Anche gli antipatizzanti di Gomez e Travaglio dovranno comunque riconoscere loro un merito non da poco nel giornalismo d'oggi: il fatto di essere veri e «maniacali» specialisti nella raccolta scrupolosa di materiali originali che parlano da soli, con l'evidenza dei fatti. Tali sono per esempio le lunghissime missive scritte dall'imputato Previti all'allora direttore del Corriere della Sera, Ferruccio De Bortoli, e le inedite lettere dell'avvocato Ghedini allo stesso direttore.
Allora erano sotto accusa i cronisti giudiziari del Corriere - Bianconi, Ferrarella, Biondani - più che la linea editoriale del quotidiano. Quello che scotta agli avvocati non sono tanto i commenti, sempre equidistanti, ma i fatti raccontati giorno per giorno dalle aule di tribunale. Proprio i fatti, inoppugnabili, danno fastidio quando pubblicati (cioè «messi in pubblico»).

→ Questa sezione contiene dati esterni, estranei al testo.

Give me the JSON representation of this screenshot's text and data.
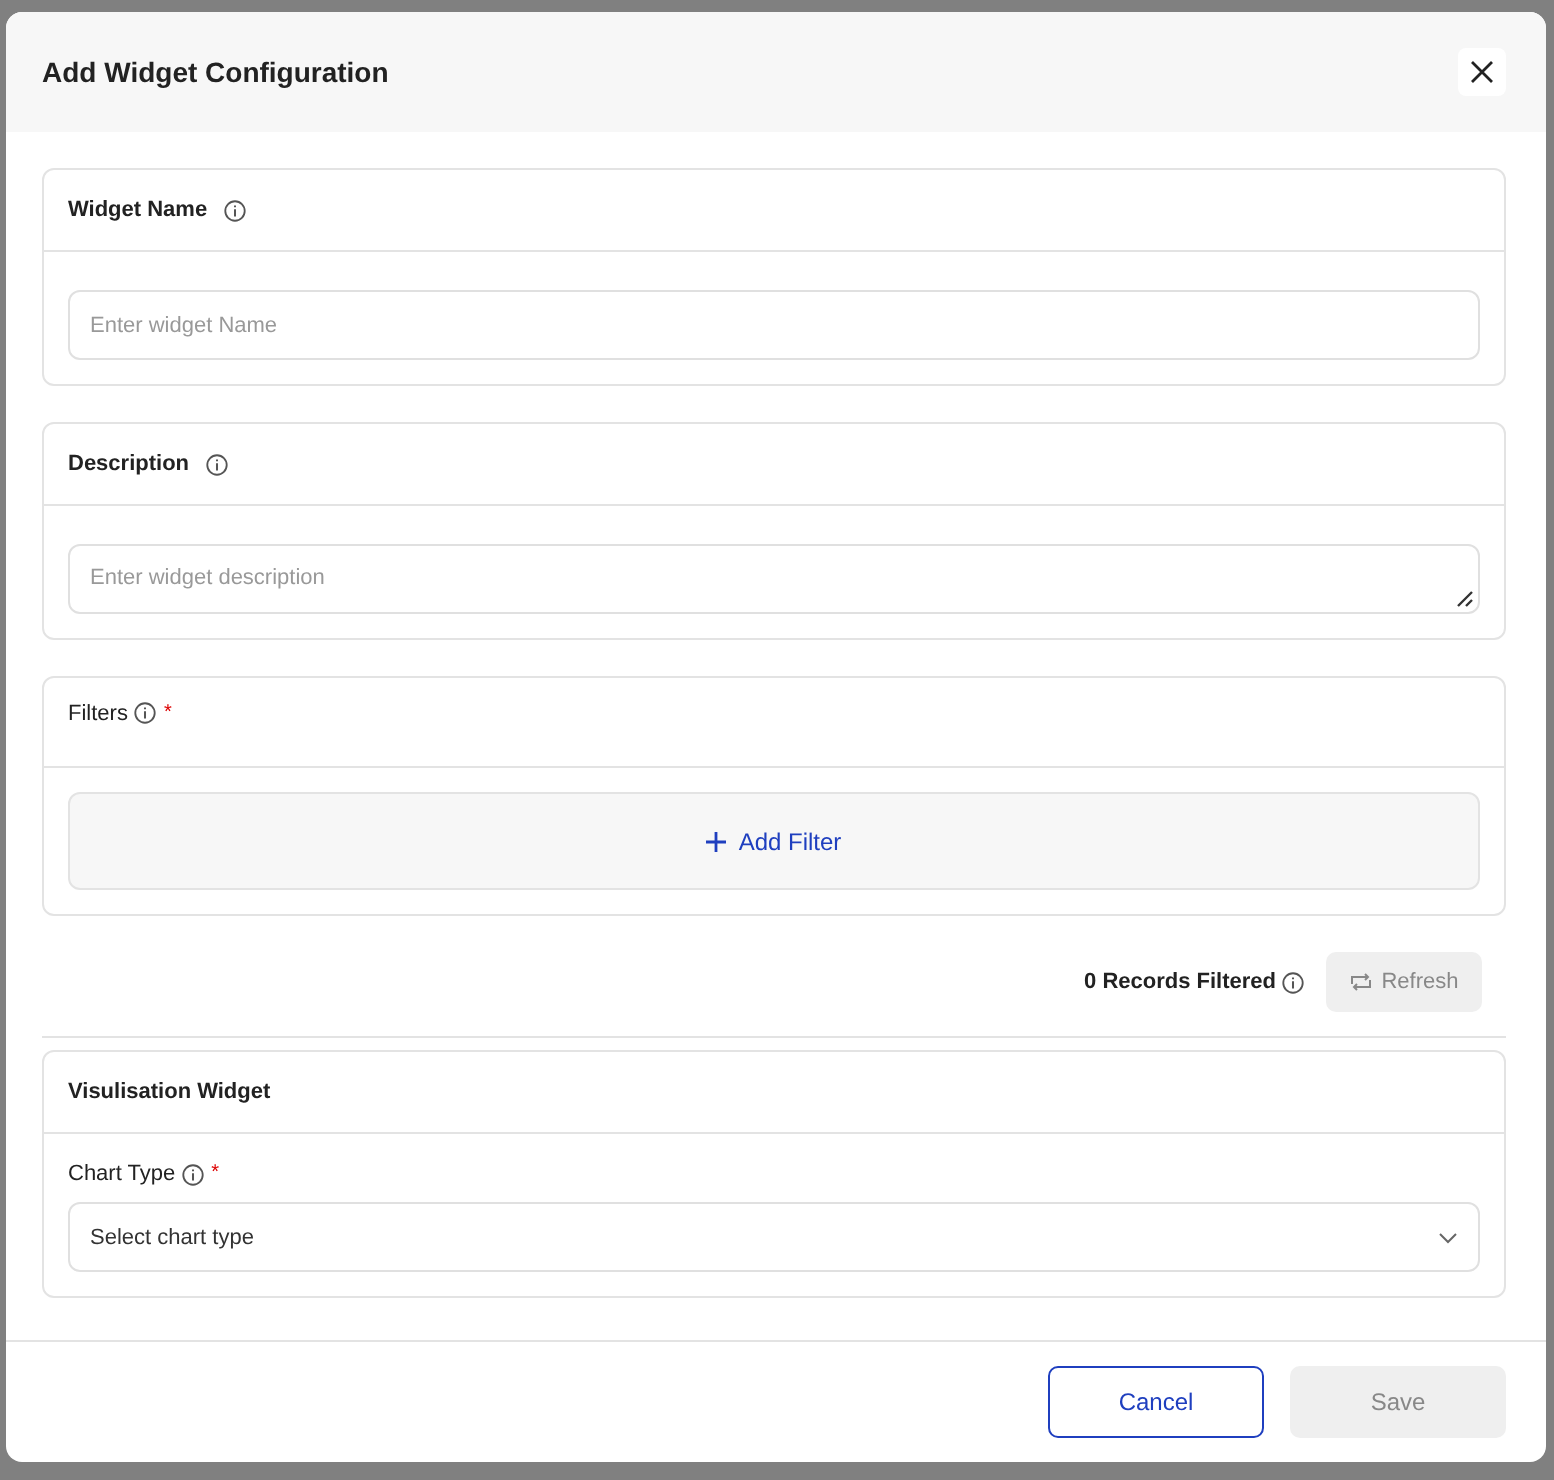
{
  "dialog": {
    "title": "Add Widget Configuration"
  },
  "sections": [
    {
      "kind": "text",
      "title": "Widget Name",
      "placeholder": "Enter widget Name"
    },
    {
      "kind": "textarea",
      "title": "Description",
      "placeholder": "Enter widget description"
    },
    {
      "kind": "filters",
      "title": "Filters",
      "required_mark": "*",
      "add_button": "Add Filter"
    }
  ],
  "records": {
    "text": "0 Records Filtered",
    "refresh": {
      "label": "Refresh",
      "disabled": true
    }
  },
  "visualisation": {
    "title": "Visulisation Widget",
    "field": {
      "label": "Chart Type",
      "required_mark": "*",
      "value": "Select chart type"
    }
  },
  "footer": {
    "cancel": {
      "label": "Cancel",
      "disabled": false
    },
    "save": {
      "label": "Save",
      "disabled": true
    }
  }
}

E solo sui fatti - tanto più dirompenti quando messi in fila - lavora questo libro, per esempio ricostruendo passo per passo l'intervista di Sabina Guzzanti al Tg5 che Mentana aveva spergiurato non sarebbe stata emendata dalla solidarietà a Daniele Luttazzi e che invece uscì ribaltata, eccome. Il penoso Chicco le telefonò: «Ma non andrai mica a dire che ti ho censurato?». La ragazza lo disse e oggi questo utile libro ce lo rammenta, anche per «non scambiare una foglia di fico con un martire» (citazione recente dalla stessa Guzzanti).
La lettura di questo libro può eventualmente risultare utile a Gianni Riotta che, ricevendo il premio di giornalista europeo dell'anno, ha voluto ricordare ai colleghi che «in Italia esiste una democrazia vivace, non un regime» e che dunque «nessuno m'avrebbe arrestato al mio ritorno a Linate». Quando si dice buttare in caricatura una discussione ben più seria.